Human cancers develop in a complex environment composed of blood vessels, fibroblasts, and immune cells. The tumor microenvironment contributes to cancer development, progression, and response to therapy. Nearly two-thirds of all cancer patients receive radiation therapy during their illness. Although greater than 75% of these patients are treated with the intent to cure, it remains unclear if radiation cures tumors by killing tumor parenchymal cells or supporting stromal cells such as endothelial cells. The long-term goal of this study is to determine the mechanisms of tumor cure by radiation to enhance the efficacy of radiation therapy in the clinic. The overall objective of this application is to deine the cellular target(s) of radiation therapy in primary mouse models of cancer. Utilizing the two highly efficient site-specific recombinases, Cre and Flp, it is possible to contemporaneously mutate different genes specifically in tumor parenchymal cells and stromal cells. This dual recombinase technology enables the radiosensitivity of either the tumor parenchyma or the tumor microenvironment to be manipulated in primary tumors by mutating genes involved in DNA damage repair and apoptosis. The central hypothesis of this study is that radiation therapy cures tumors by killing tumor parenchymal cells rather than endothelial cells. Using micro-CT targeted irradiation and genetically engineered mouse models of primary lung adenocarcinoma and soft tissue sarcoma, the following specific aims will be completed:
Aim 1 : Determine the contribution of endothelial cells to tumor response to radiotherapy.
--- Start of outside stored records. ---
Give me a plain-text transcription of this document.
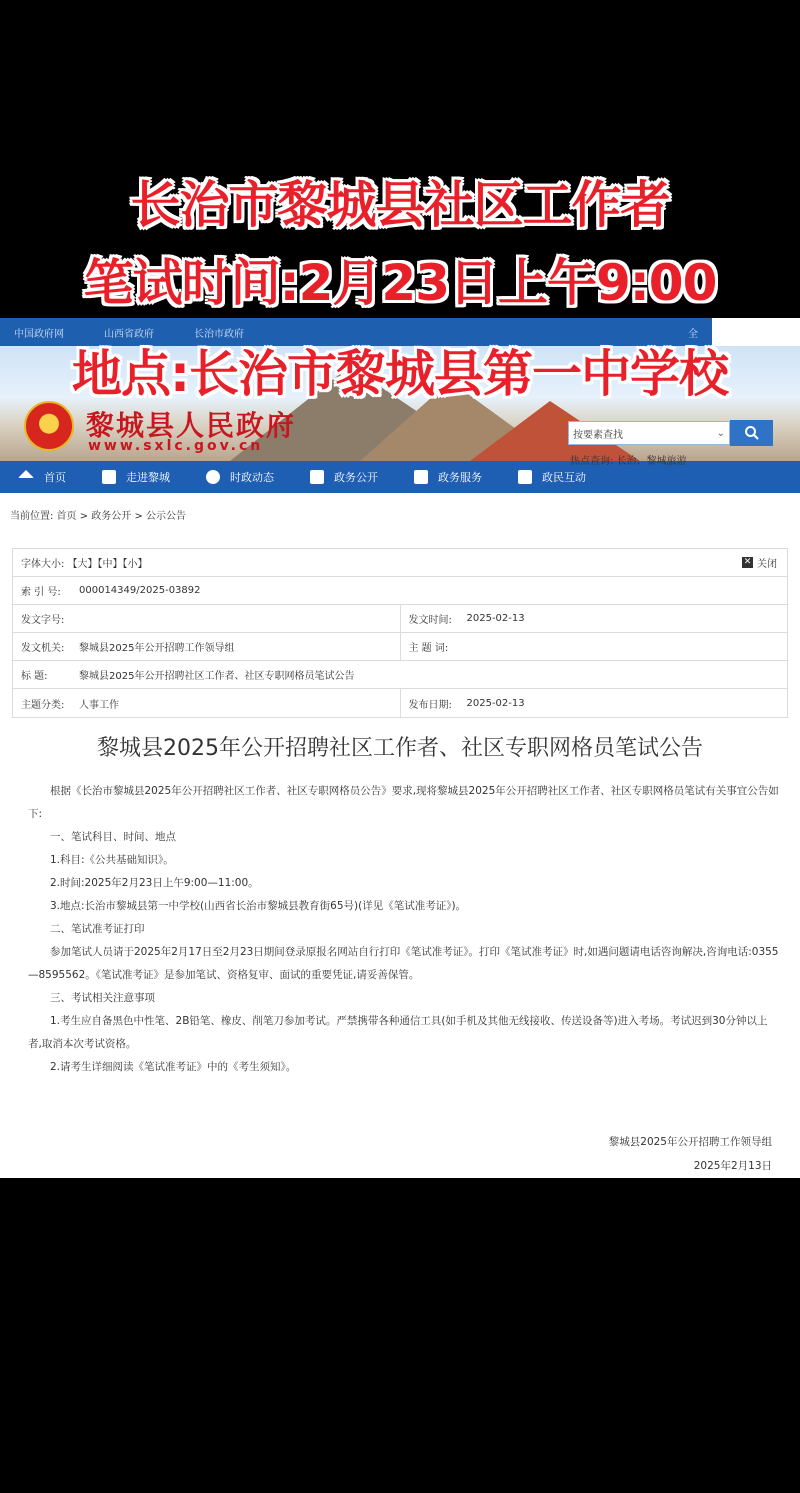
中国政府网	山西省政府	长治市政府	全
黎城县人民政府
www.sxlc.gov.cn
按要素查找	⌄
热点查询: 长治、黎城旅游
首页	走进黎城	时政动态	政务公开	政务服务	政民互动
当前位置: 首页 > 政务公开 > 公示公告
字体大小: 【大】【中】【小】	✕ 关闭
索 引 号:	000014349/2025-03892
发文字号:	发文时间:	2025-02-13
发文机关:	黎城县2025年公开招聘工作领导组	主 题 词:
标 题:	黎城县2025年公开招聘社区工作者、社区专职网格员笔试公告
主题分类:	人事工作	发布日期:	2025-02-13
黎城县2025年公开招聘社区工作者、社区专职网格员笔试公告

根据《长治市黎城县2025年公开招聘社区工作者、社区专职网格员公告》要求,现将黎城县2025年公开招聘社区工作者、社区专职网格员笔试有关事宜公告如下:

一、笔试科目、时间、地点

1.科目:《公共基础知识》。

2.时间:2025年2月23日上午9:00—11:00。

3.地点:长治市黎城县第一中学校(山西省长治市黎城县教育街65号)(详见《笔试准考证》)。

二、笔试准考证打印

参加笔试人员请于2025年2月17日至2月23日期间登录原报名网站自行打印《笔试准考证》。打印《笔试准考证》时,如遇问题请电话咨询解决,咨询电话:0355—8595562。《笔试准考证》是参加笔试、资格复审、面试的重要凭证,请妥善保管。

三、考试相关注意事项

1.考生应自备黑色中性笔、2B铅笔、橡皮、削笔刀参加考试。严禁携带各种通信工具(如手机及其他无线接收、传送设备等)进入考场。考试迟到30分钟以上者,取消本次考试资格。

2.请考生详细阅读《笔试准考证》中的《考生须知》。

黎城县2025年公开招聘工作领导组
2025年2月13日
长治市黎城县社区工作者
笔试时间:2月23日上午9:00
地点:长治市黎城县第一中学校
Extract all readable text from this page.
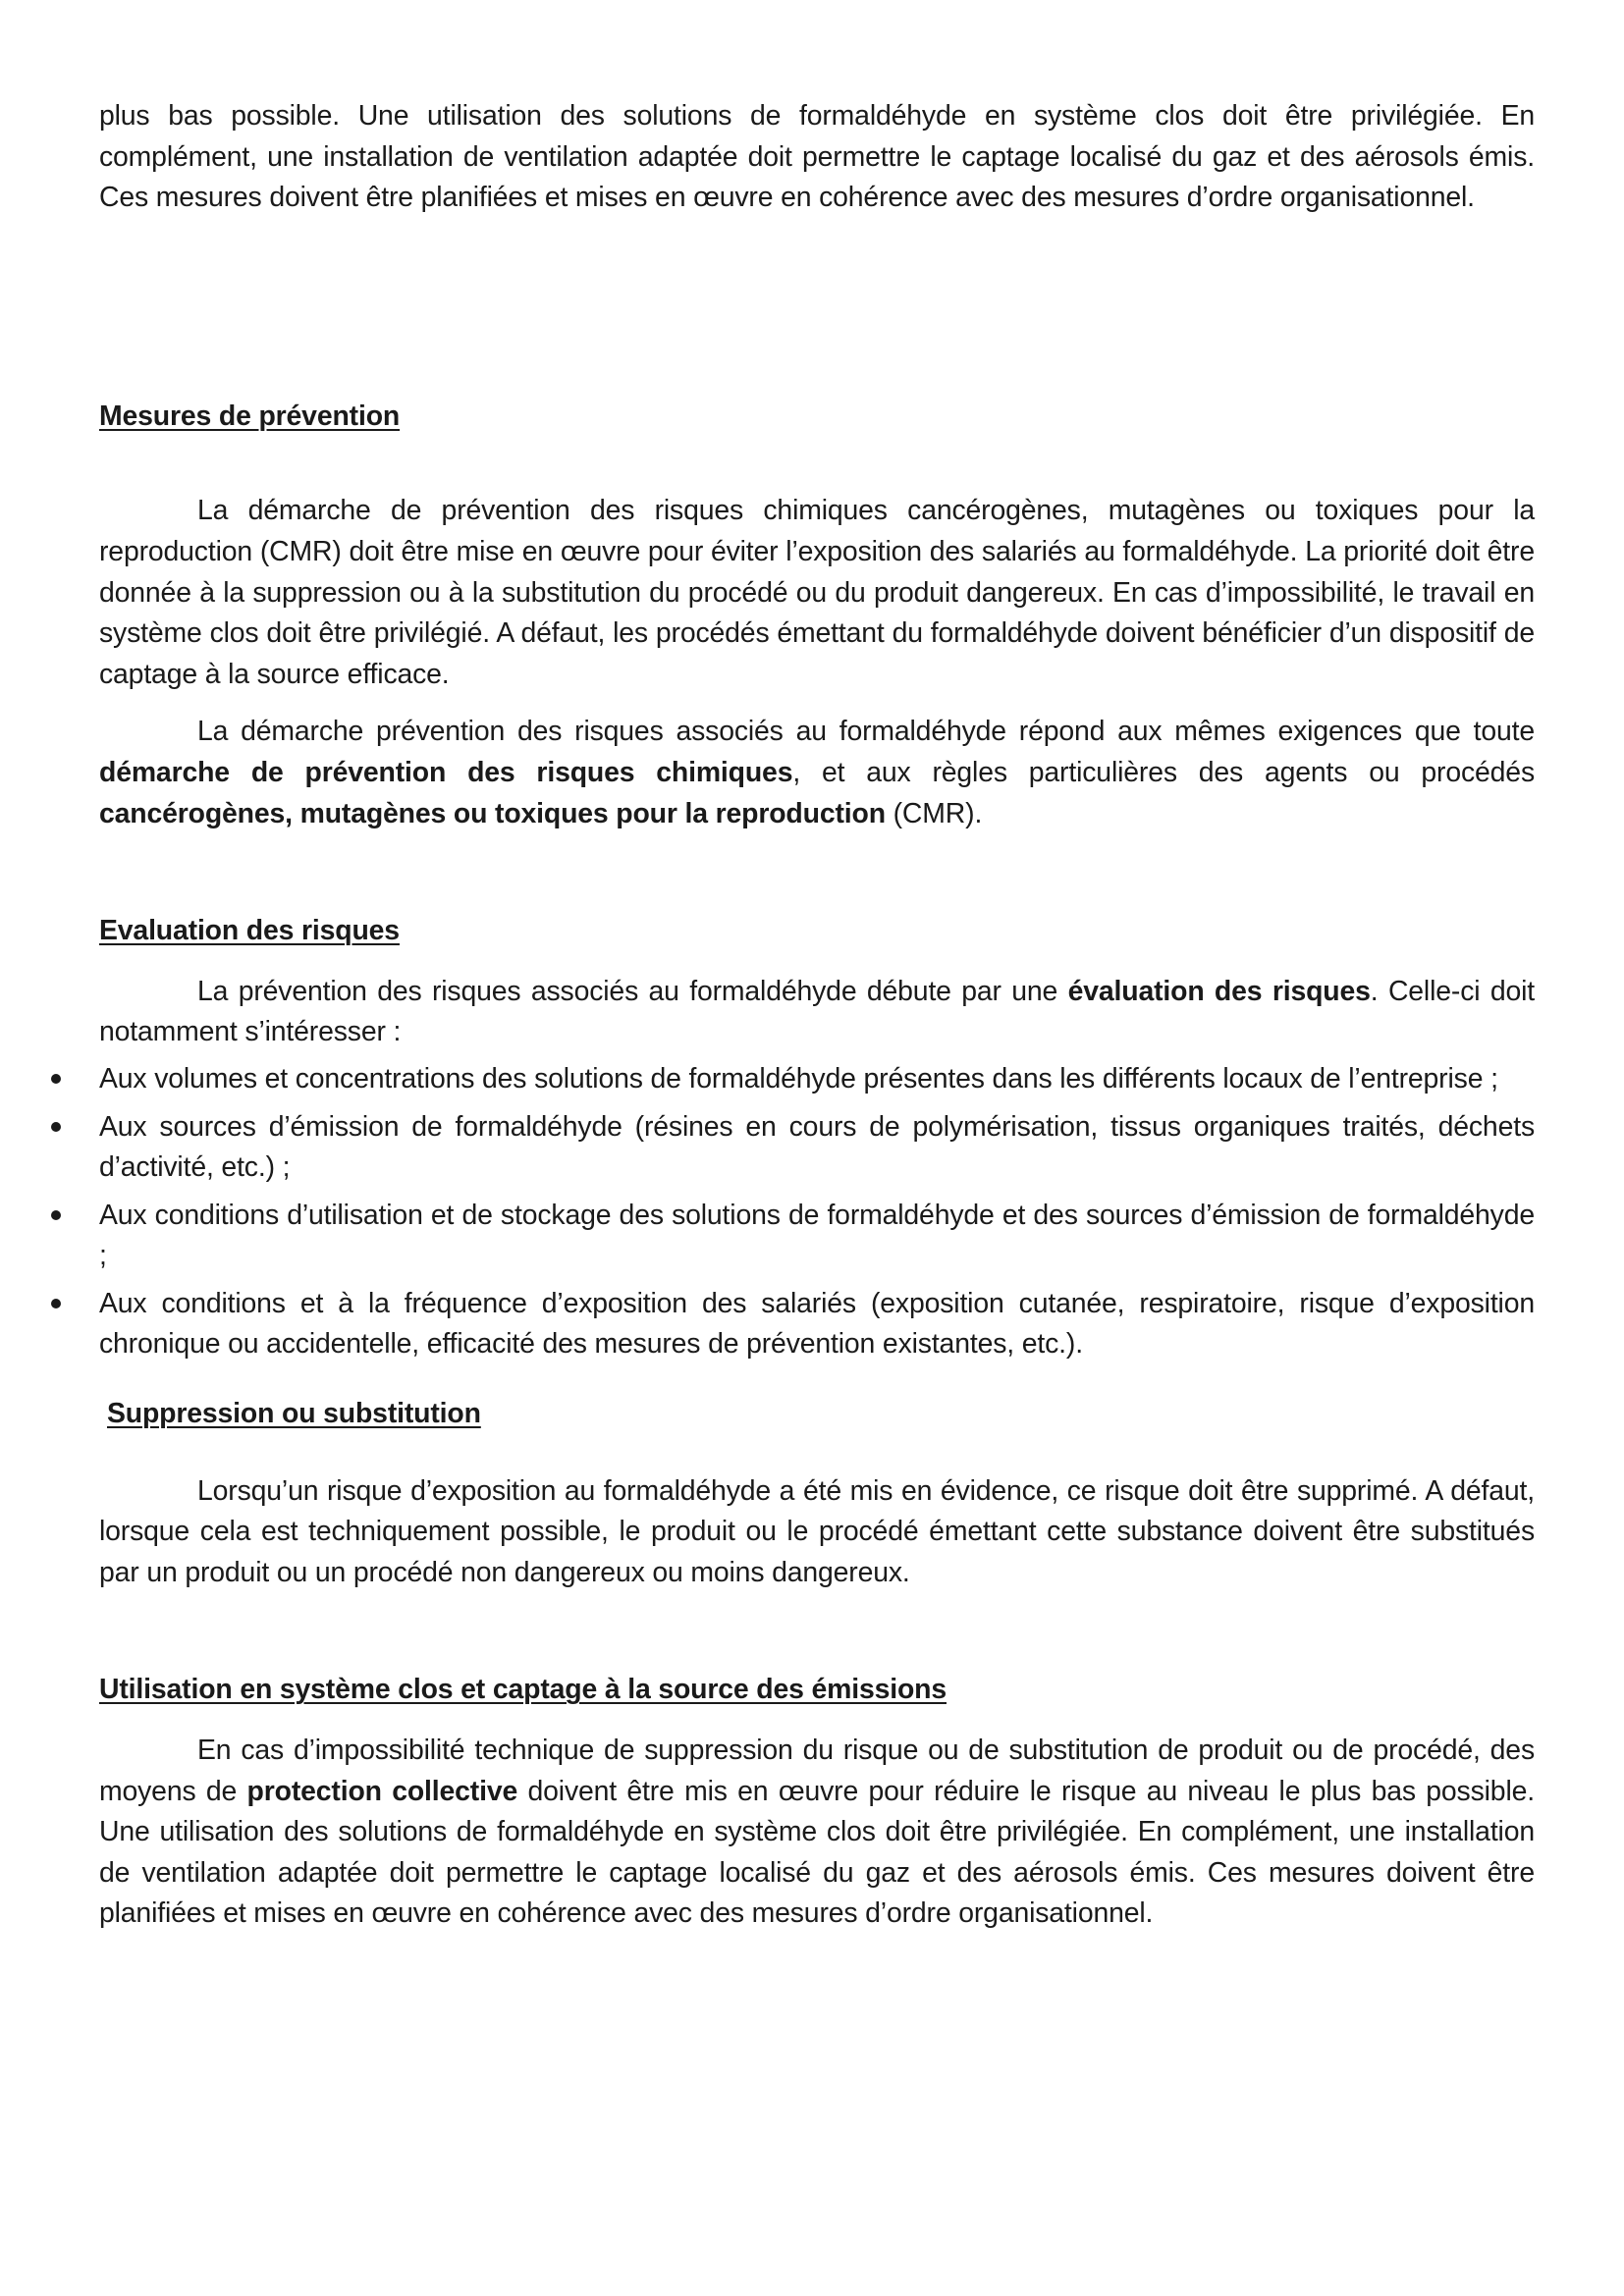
plus bas possible. Une utilisation des solutions de formaldéhyde en système clos doit être privilégiée. En complément, une installation de ventilation adaptée doit permettre le captage localisé du gaz et des aérosols émis. Ces mesures doivent être planifiées et mises en œuvre en cohérence avec des mesures d’ordre organisationnel.

Mesures de prévention

La démarche de prévention des risques chimiques cancérogènes, mutagènes ou toxiques pour la reproduction (CMR) doit être mise en œuvre pour éviter l’exposition des salariés au formaldéhyde. La priorité doit être donnée à la suppression ou à la substitution du procédé ou du produit dangereux. En cas d’impossibilité, le travail en système clos doit être privilégié. A défaut, les procédés émettant du formaldéhyde doivent bénéficier d’un dispositif de captage à la source efficace.

La démarche prévention des risques associés au formaldéhyde répond aux mêmes exigences que toute démarche de prévention des risques chimiques, et aux règles particulières des agents ou procédés cancérogènes, mutagènes ou toxiques pour la reproduction (CMR).

Evaluation des risques

La prévention des risques associés au formaldéhyde débute par une évaluation des risques. Celle-ci doit notamment s’intéresser :

Aux volumes et concentrations des solutions de formaldéhyde présentes dans les différents locaux de l’entreprise ;
Aux sources d’émission de formaldéhyde (résines en cours de polymérisation, tissus organiques traités, déchets d’activité, etc.) ;
Aux conditions d’utilisation et de stockage des solutions de formaldéhyde et des sources d’émission de formaldéhyde ;
Aux conditions et à la fréquence d’exposition des salariés (exposition cutanée, respiratoire, risque d’exposition chronique ou accidentelle, efficacité des mesures de prévention existantes, etc.).
Suppression ou substitution

Lorsqu’un risque d’exposition au formaldéhyde a été mis en évidence, ce risque doit être supprimé. A défaut, lorsque cela est techniquement possible, le produit ou le procédé émettant cette substance doivent être substitués par un produit ou un procédé non dangereux ou moins dangereux.

Utilisation en système clos et captage à la source des émissions

En cas d’impossibilité technique de suppression du risque ou de substitution de produit ou de procédé, des moyens de protection collective doivent être mis en œuvre pour réduire le risque au niveau le plus bas possible. Une utilisation des solutions de formaldéhyde en système clos doit être privilégiée. En complément, une installation de ventilation adaptée doit permettre le captage localisé du gaz et des aérosols émis. Ces mesures doivent être planifiées et mises en œuvre en cohérence avec des mesures d’ordre organisationnel.
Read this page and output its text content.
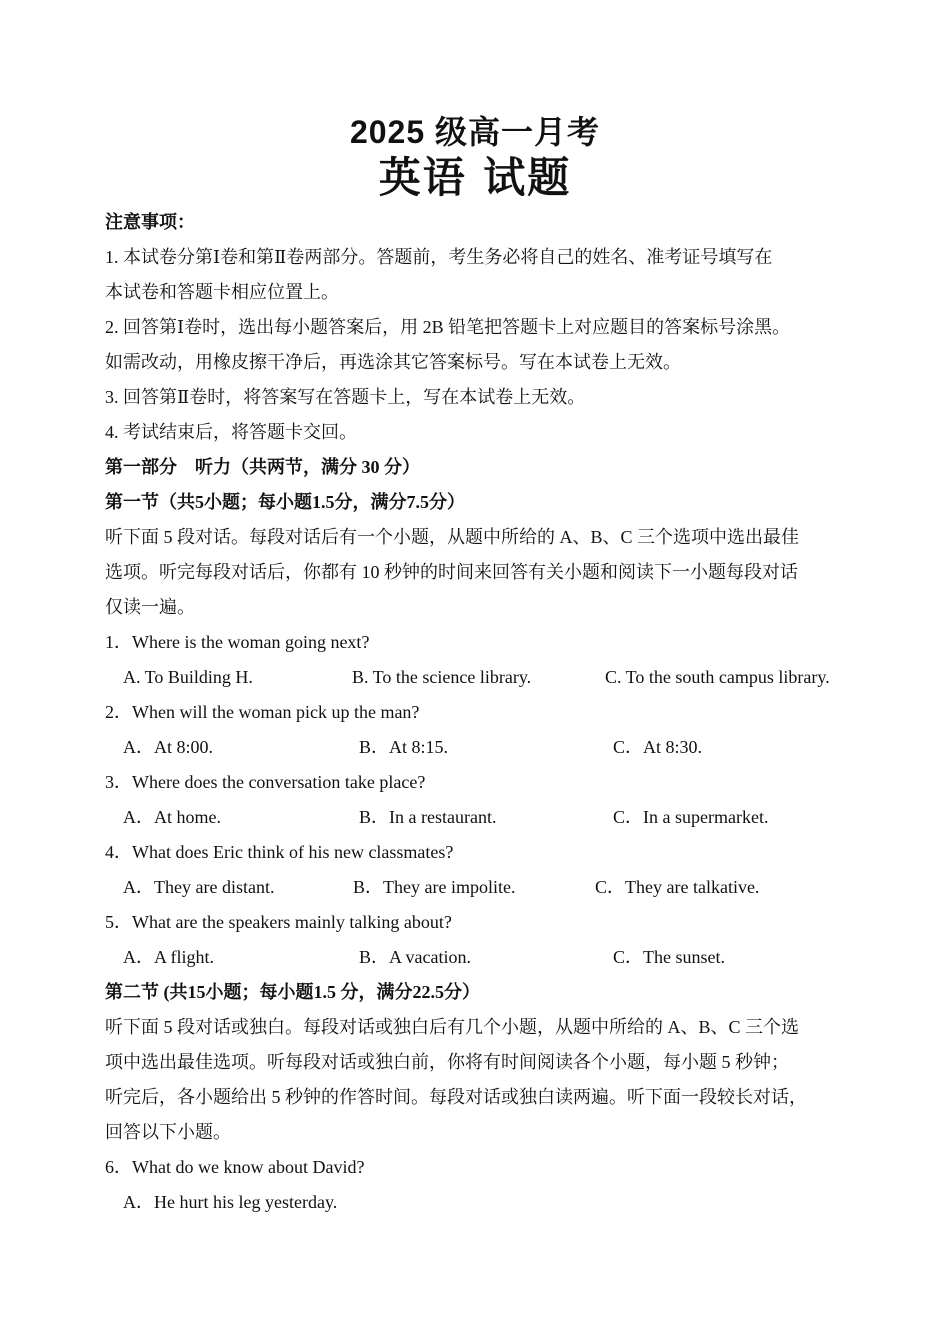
2025 级高一月考
英语 试题
注意事项：
1. 本试卷分第Ⅰ卷和第Ⅱ卷两部分。答题前，考生务必将自己的姓名、准考证号填写在
本试卷和答题卡相应位置上。
2. 回答第Ⅰ卷时，选出每小题答案后，用 2B 铅笔把答题卡上对应题目的答案标号涂黑。
如需改动，用橡皮擦干净后，再选涂其它答案标号。写在本试卷上无效。
3. 回答第Ⅱ卷时，将答案写在答题卡上，写在本试卷上无效。
4. 考试结束后，将答题卡交回。
第一部分　听力（共两节，满分 30 分）
第一节（共5小题；每小题1.5分，满分7.5分）
听下面 5 段对话。每段对话后有一个小题，从题中所给的 A、B、C 三个选项中选出最佳
选项。听完每段对话后，你都有 10 秒钟的时间来回答有关小题和阅读下一小题每段对话
仅读一遍。
1．Where is the woman going next?
A. To Building H.	B. To the science library.	C. To the south campus library.
2．When will the woman pick up the man?
A．At 8:00.	B．At 8:15.	C．At 8:30.
3．Where does the conversation take place?
A．At home.	B．In a restaurant.	C．In a supermarket.
4．What does Eric think of his new classmates?
A．They are distant.	B．They are impolite.	C．They are talkative.
5．What are the speakers mainly talking about?
A．A flight.	B．A vacation.	C．The sunset.
第二节 (共15小题；每小题1.5 分，满分22.5分）
听下面 5 段对话或独白。每段对话或独白后有几个小题，从题中所给的 A、B、C 三个选
项中选出最佳选项。听每段对话或独白前，你将有时间阅读各个小题，每小题 5 秒钟；
听完后，各小题给出 5 秒钟的作答时间。每段对话或独白读两遍。听下面一段较长对话，
回答以下小题。
6．What do we know about David?
A．He hurt his leg yesterday.
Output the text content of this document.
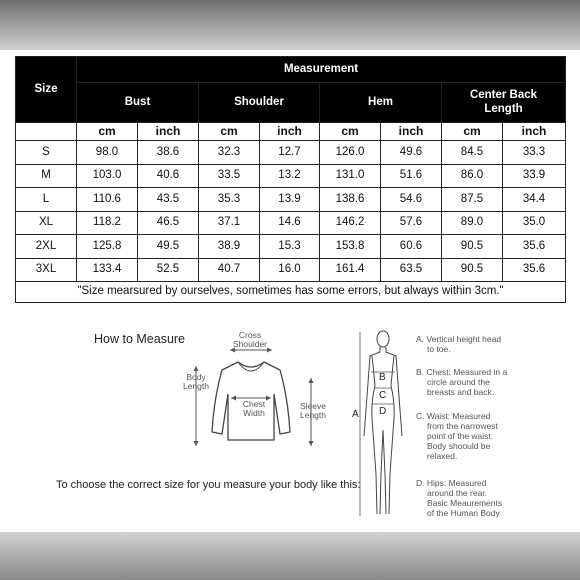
Size	Measurement							
	Bust		Shoulder		Hem		Center Back
Length	
	cm	inch	cm	inch	cm	inch	cm	inch
S	98.0	38.6	32.3	12.7	126.0	49.6	84.5	33.3
M	103.0	40.6	33.5	13.2	131.0	51.6	86.0	33.9
L	110.6	43.5	35.3	13.9	138.6	54.6	87.5	34.4
XL	118.2	46.5	37.1	14.6	146.2	57.6	89.0	35.0
2XL	125.8	49.5	38.9	15.3	153.8	60.6	90.5	35.6
3XL	133.4	52.5	40.7	16.0	161.4	63.5	90.5	35.6
"Size mearsured by ourselves, sometimes has some errors, but always within 3cm."								
How to Measure	Cross
Shoulder
Body
Length
Chest
Width
Sleeve
Length
To choose the correct size for you measure your body like this:
A
B
C
D
A. Vertical height head
to toe.
B. Chest: Measured in a
circle around the
breasts and back.
C. Waist: Measured
from the narrowest
point of the waist.
Body shoould be
relaxed.
D. Hips: Measured
around the rear.
Basic Meaurements
of the Human Body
Aim 2 : Determine the contribution of tumor parenchymal cells to tumor response to radiotherapy. By selectively sensitizing or protecting either tumor parenchymal cells or endothelial cells, the critical target() of radiation therapy in primary cancers will be defined. Evaluating the contribution of the tumor microenvironment to tumor response to radiation therapy will help determine the viability of targeting stromal cells to improve the efficacy of radiation therapy in the clinic.
The proposed research is relevant to public health because nearly two-thirds of all cancer patients receive radiation therapy, but the contribution of supporting stromal cells to tumor cure by radiation therapy remains unclear. Thus, the proposed research is relevant to the NCI's mission because it may lead to innovative approaches that enhance the efficacy of cancer therapy.